Expense of read_iter

From: Matthew Wilcox
Date: Fri Jan 08 2021 - 15:36:25 EST


On Thu, Jan 07, 2021 at 08:15:41AM -0500, Mikulas Patocka wrote:
> I'd like to ask about this piece of code in __kernel_read:
> if (unlikely(!file->f_op->read_iter || file->f_op->read))
> return warn_unsupported...
> and __kernel_write:
> if (unlikely(!file->f_op->write_iter || file->f_op->write))
> return warn_unsupported...
>
> - It exits with an error if both read_iter and read or write_iter and
> write are present.
>
> I found out that on NVFS, reading a file with the read method has 10%
> better performance than the read_iter method. The benchmark just reads the
> same 4k page over and over again - and the cost of creating and parsing
> the kiocb and iov_iter structures is just that high.

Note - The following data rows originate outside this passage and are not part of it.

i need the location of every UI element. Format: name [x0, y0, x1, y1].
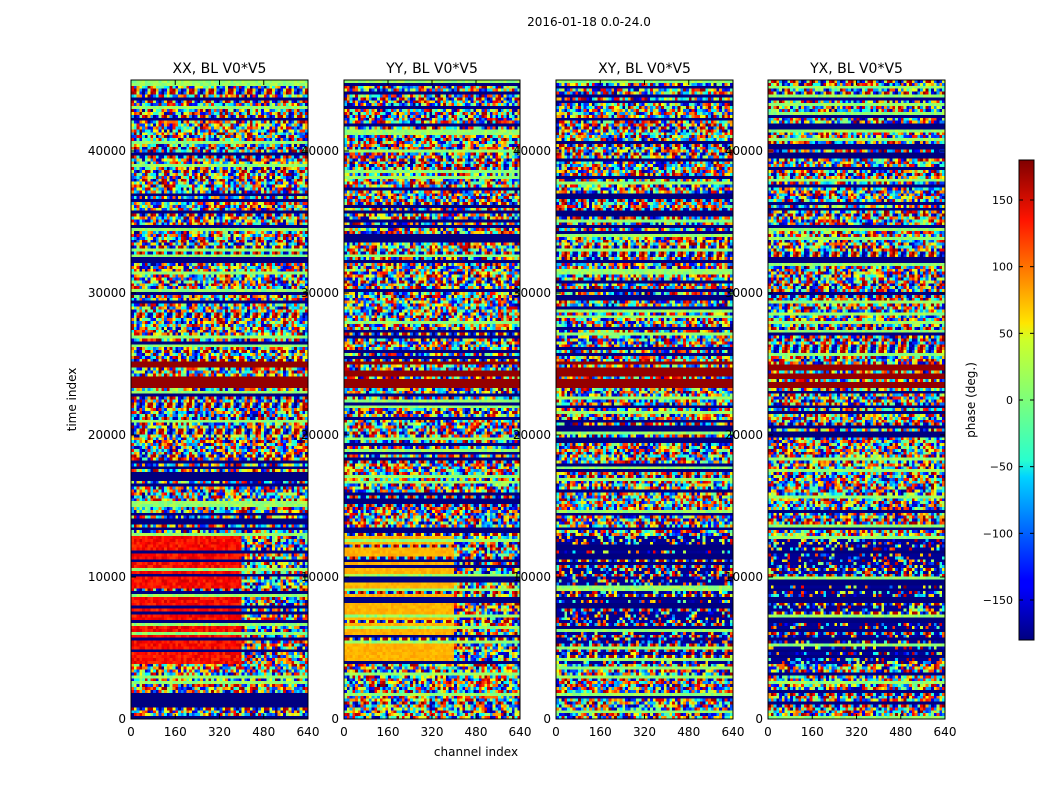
panel-title: XY, BL V0*V5	[598, 61, 691, 77]
x-tick-label: 160	[377, 725, 400, 739]
y-tick-label: 10000	[88, 570, 126, 584]
x-tick-label: 480	[465, 725, 488, 739]
colorbar-tick-label: 0	[1006, 394, 1013, 407]
x-tick-label: 320	[845, 725, 868, 739]
y-tick-label: 20000	[513, 428, 551, 442]
y-tick-label: 20000	[88, 428, 126, 442]
panel-1: XX, BL V0*V5 0 160 320 480 640 0 10000 20000 3000…	[65, 61, 319, 739]
x-tick-label: 640	[297, 725, 320, 739]
y-tick-label: 0	[331, 712, 339, 726]
y-tick-label: 40000	[88, 144, 126, 158]
y-tick-label: 40000	[725, 144, 763, 158]
colorbar-ticks: 150 100 50 0 −50 −100 −150	[983, 194, 1034, 607]
y-tick-label: 30000	[725, 286, 763, 300]
x-tick-label: 0	[764, 725, 772, 739]
x-tick-label: 160	[164, 725, 187, 739]
x-tick-label: 480	[889, 725, 912, 739]
colorbar-tick-label: −150	[983, 594, 1013, 607]
panel-title: XX, BL V0*V5	[173, 61, 267, 77]
heatmap-image	[131, 80, 308, 719]
panel-title: YY, BL V0*V5	[385, 61, 478, 77]
y-tick-label: 0	[755, 712, 763, 726]
colorbar-tick-label: 150	[992, 194, 1013, 207]
x-tick-label: 480	[677, 725, 700, 739]
y-tick-label: 40000	[513, 144, 551, 158]
y-tick-label: 10000	[301, 570, 339, 584]
x-tick-label: 640	[934, 725, 957, 739]
x-tick-label: 0	[552, 725, 560, 739]
heatmap-image	[344, 80, 520, 719]
x-tick-label: 0	[127, 725, 135, 739]
x-tick-label: 320	[208, 725, 231, 739]
panel-3: XY, BL V0*V5 0 160 320 480 640 0 10000 20000 3000…	[513, 61, 745, 739]
colorbar-tick-label: 100	[992, 261, 1013, 274]
y-tick-label: 10000	[725, 570, 763, 584]
y-tick-label: 30000	[88, 286, 126, 300]
y-tick-label: 30000	[513, 286, 551, 300]
figure-title: 2016-01-18 0.0-24.0	[527, 15, 651, 29]
heatmap-panels: XX, BL V0*V5 0 160 320 480 640 0 10000 20000 3000…	[65, 61, 956, 759]
x-axis-label: channel index	[434, 745, 518, 759]
x-tick-label: 320	[421, 725, 444, 739]
y-tick-label: 40000	[301, 144, 339, 158]
x-tick-label: 160	[801, 725, 824, 739]
x-tick-label: 480	[252, 725, 275, 739]
x-tick-label: 640	[509, 725, 532, 739]
y-tick-label: 0	[543, 712, 551, 726]
y-tick-label: 20000	[301, 428, 339, 442]
panel-2: YY, BL V0*V5 0 160 320 480 640 0 10000 20000 3000…	[301, 61, 532, 759]
panel-title: YX, BL V0*V5	[809, 61, 903, 77]
x-tick-label: 640	[722, 725, 745, 739]
panel-4: YX, BL V0*V5 0 160 320 480 640 0 10000 20000 3000…	[725, 61, 957, 739]
x-tick-label: 0	[340, 725, 348, 739]
x-tick-label: 160	[589, 725, 612, 739]
y-axis-label: time index	[65, 368, 79, 432]
heatmap-image	[556, 80, 733, 719]
heatmap-image	[768, 80, 945, 719]
x-tick-label: 320	[633, 725, 656, 739]
y-tick-label: 30000	[301, 286, 339, 300]
y-tick-label: 20000	[725, 428, 763, 442]
y-tick-label: 0	[118, 712, 126, 726]
colorbar-tick-label: 50	[999, 327, 1013, 340]
colorbar-tick-label: −50	[990, 461, 1013, 474]
colorbar-label: phase (deg.)	[964, 362, 978, 438]
y-tick-label: 10000	[513, 570, 551, 584]
colorbar: 150 100 50 0 −50 −100 −150 phase (deg.)	[964, 159, 1035, 641]
colorbar-tick-label: −100	[983, 527, 1013, 540]
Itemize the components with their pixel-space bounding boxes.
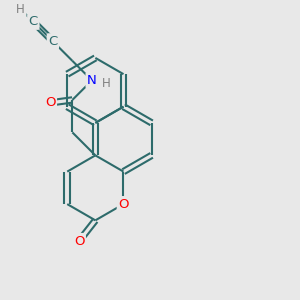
- Text: H: H: [102, 77, 111, 90]
- Text: O: O: [118, 198, 129, 211]
- Text: C: C: [48, 35, 58, 48]
- Text: N: N: [87, 74, 97, 87]
- Text: C: C: [29, 15, 38, 28]
- Text: O: O: [74, 235, 84, 248]
- Text: H: H: [16, 3, 25, 16]
- Text: O: O: [45, 96, 56, 110]
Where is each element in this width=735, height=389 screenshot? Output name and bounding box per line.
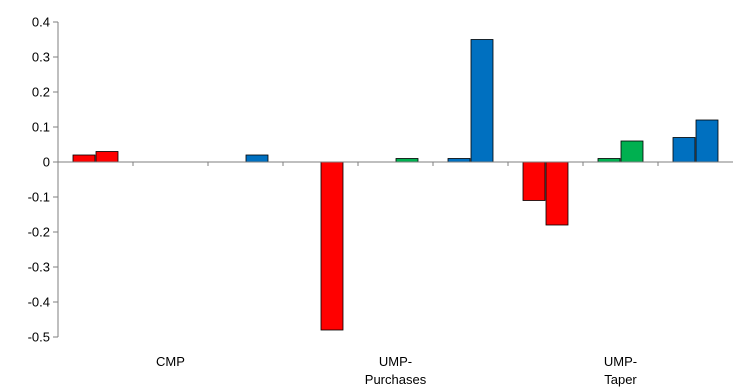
zero-line-layer xyxy=(58,161,733,166)
category-labels: CMP UMP- Purchases UMP- Taper xyxy=(156,354,637,387)
bar xyxy=(95,151,119,163)
bar xyxy=(320,161,344,331)
bar xyxy=(545,161,569,226)
bars xyxy=(72,39,719,331)
y-tick-label: -0.4 xyxy=(28,295,50,310)
category-label: CMP xyxy=(156,354,185,369)
bar xyxy=(470,39,494,163)
category-label: UMP- xyxy=(379,354,412,369)
bar xyxy=(695,119,719,163)
category-label: Taper xyxy=(604,372,637,387)
category-label: UMP- xyxy=(604,354,637,369)
bar xyxy=(672,137,696,163)
y-tick-label: 0 xyxy=(43,155,50,170)
bar xyxy=(597,158,621,163)
y-tick-label: -0.2 xyxy=(28,225,50,240)
axes xyxy=(53,21,59,338)
y-tick-label: -0.5 xyxy=(28,330,50,345)
bar xyxy=(447,158,471,163)
y-tick-label: -0.3 xyxy=(28,260,50,275)
y-tick-label: 0.4 xyxy=(32,15,50,30)
bar xyxy=(395,158,419,163)
y-tick-label: 0.1 xyxy=(32,120,50,135)
y-tick-labels: 0.4 0.3 0.2 0.1 0 -0.1 -0.2 -0.3 -0.4 -0.5 xyxy=(28,15,50,345)
y-tick-label: 0.3 xyxy=(32,50,50,65)
y-tick-label: -0.1 xyxy=(28,190,50,205)
category-label: Purchases xyxy=(365,372,427,387)
bar xyxy=(72,154,96,163)
bar xyxy=(620,140,644,163)
y-tick-label: 0.2 xyxy=(32,85,50,100)
bar xyxy=(245,154,269,163)
bar xyxy=(522,161,546,201)
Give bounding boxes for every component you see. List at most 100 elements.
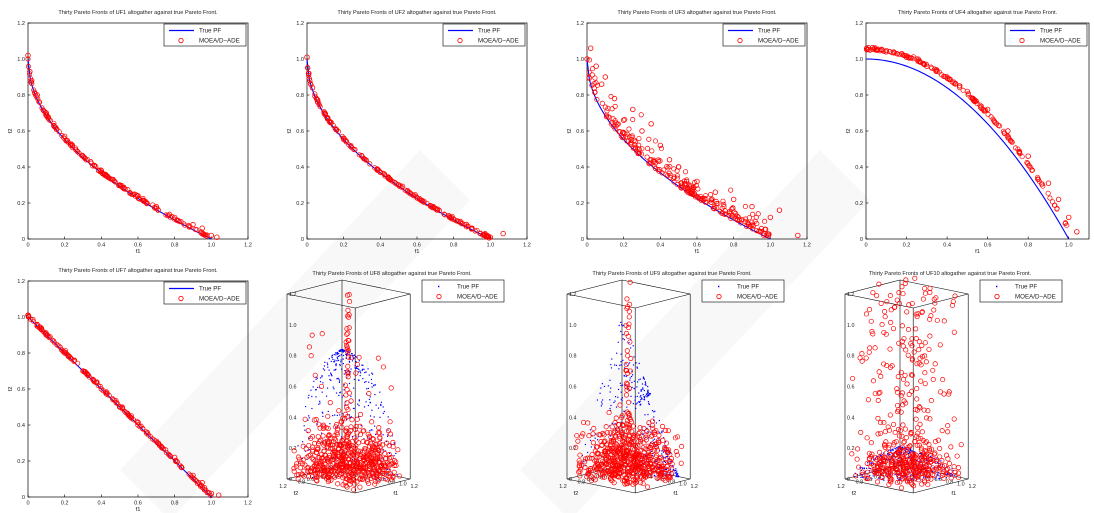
moea-point bbox=[313, 477, 320, 483]
moea-point bbox=[596, 454, 602, 460]
true-pf-point bbox=[653, 419, 655, 421]
x-tick-label: 1.2 bbox=[523, 243, 531, 249]
moea-point bbox=[973, 98, 979, 104]
true-pf-point bbox=[648, 402, 650, 405]
true-pf-point bbox=[661, 461, 663, 463]
true-pf-point bbox=[618, 427, 620, 429]
moea-point bbox=[634, 473, 640, 479]
moea-point bbox=[678, 185, 684, 191]
moea-point bbox=[1052, 202, 1058, 208]
true-pf-point bbox=[620, 353, 622, 355]
legend-box bbox=[979, 279, 1063, 303]
moea-point bbox=[594, 473, 600, 479]
f1-tick-label: 0.8 bbox=[946, 479, 954, 485]
moea-point bbox=[763, 233, 769, 239]
true-pf-point bbox=[609, 425, 611, 427]
true-pf-point bbox=[343, 349, 345, 351]
moea-point bbox=[648, 445, 654, 451]
moea-point bbox=[361, 428, 367, 434]
moea-point bbox=[103, 391, 109, 397]
moea-point bbox=[602, 74, 609, 80]
moea-point bbox=[882, 309, 888, 315]
moea-point bbox=[336, 473, 342, 479]
x-tick-label: 0.6 bbox=[134, 501, 142, 507]
true-pf-point bbox=[339, 364, 341, 367]
moea-point bbox=[698, 197, 704, 203]
moea-point bbox=[339, 133, 345, 139]
true-pf-point bbox=[335, 368, 337, 370]
moea-point bbox=[864, 46, 870, 52]
true-pf-point bbox=[386, 435, 389, 437]
moea-point bbox=[624, 381, 631, 387]
x-tick-label: 1.0 bbox=[207, 243, 215, 249]
true-pf-point bbox=[303, 425, 305, 427]
true-pf-point bbox=[860, 476, 862, 479]
moea-point bbox=[432, 205, 439, 212]
moea-point bbox=[632, 139, 638, 145]
moea-point bbox=[659, 423, 666, 429]
true-pf-point bbox=[356, 367, 358, 370]
true-pf-point bbox=[603, 385, 606, 388]
true-pf-point bbox=[639, 378, 641, 380]
moea-point bbox=[353, 423, 359, 429]
true-pf-point bbox=[645, 382, 647, 384]
moea-point bbox=[349, 438, 355, 444]
true-pf-point bbox=[880, 454, 882, 457]
y-tick-label: 0.2 bbox=[576, 201, 584, 207]
moea-point bbox=[945, 423, 951, 429]
true-pf-point bbox=[620, 321, 622, 324]
moea-point bbox=[314, 450, 320, 456]
moea-point bbox=[345, 349, 351, 355]
true-pf-point bbox=[865, 467, 868, 469]
true-pf-point bbox=[358, 368, 360, 371]
true-pf-point bbox=[322, 415, 324, 417]
f2-tick-label: 1.2 bbox=[837, 484, 845, 490]
moea-point bbox=[916, 404, 922, 410]
true-pf-point bbox=[870, 462, 872, 464]
moea-point bbox=[319, 383, 325, 389]
moea-point bbox=[366, 471, 372, 477]
watermark bbox=[120, 150, 870, 513]
legend-swatch-moea bbox=[436, 293, 442, 300]
moea-point bbox=[199, 479, 205, 486]
moea-point bbox=[943, 452, 949, 458]
true-pf-point bbox=[373, 385, 375, 387]
moea-point bbox=[328, 458, 334, 464]
moea-point bbox=[604, 108, 610, 114]
x-tick-label: 0 bbox=[26, 243, 29, 249]
moea-point bbox=[146, 432, 152, 438]
moea-point bbox=[898, 485, 905, 491]
moea-point bbox=[592, 75, 598, 81]
true-pf-point bbox=[340, 349, 342, 351]
true-pf-point bbox=[910, 478, 913, 480]
moea-point bbox=[729, 206, 735, 212]
moea-point bbox=[591, 425, 597, 432]
true-pf-point bbox=[653, 474, 656, 476]
moea-point bbox=[61, 133, 68, 140]
moea-point bbox=[636, 438, 642, 444]
moea-point bbox=[749, 223, 755, 229]
moea-point bbox=[295, 454, 301, 460]
true-pf-point bbox=[947, 473, 949, 475]
true-pf-point bbox=[639, 400, 641, 402]
moea-point bbox=[857, 355, 863, 361]
true-pf-point bbox=[640, 389, 643, 391]
moea-point bbox=[291, 448, 297, 454]
true-pf-point bbox=[304, 429, 306, 431]
moea-point bbox=[859, 358, 865, 364]
moea-point bbox=[630, 446, 636, 452]
moea-point bbox=[672, 435, 678, 441]
y-tick-label: 1.2 bbox=[17, 21, 25, 27]
moea-point bbox=[635, 443, 641, 449]
moea-point bbox=[576, 458, 582, 464]
x-axis-label: f1 bbox=[975, 249, 980, 255]
moea-point bbox=[646, 470, 652, 476]
moea-point bbox=[941, 73, 948, 79]
moea-point bbox=[896, 289, 902, 296]
true-pf-point bbox=[654, 475, 656, 477]
moea-point bbox=[886, 445, 892, 451]
f2-tick-label: 0.8 bbox=[298, 479, 306, 485]
z-tick-label: 0.4 bbox=[847, 415, 855, 421]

Which part of it is so expensive? Is it worth, eg adding an iov_iter
type that points to a single buffer instead of a single-member iov?

+++ b/include/linux/uio.h
@@ -19,6 +19,7 @@ struct kvec {

enum iter_type {
/* iter types */
+ ITER_UBUF = 2,
ITER_IOVEC = 4,
ITER_KVEC = 8,
ITER_BVEC = 16,
@@ -36,6 +36,7 @@ struct iov_iter {
size_t iov_offset;
size_t count;
union {
+ void __user *buf;
const struct iovec *iov;
const struct kvec *kvec;
const struct bio_vec *bvec;

and then doing all the appropriate changes to make that work.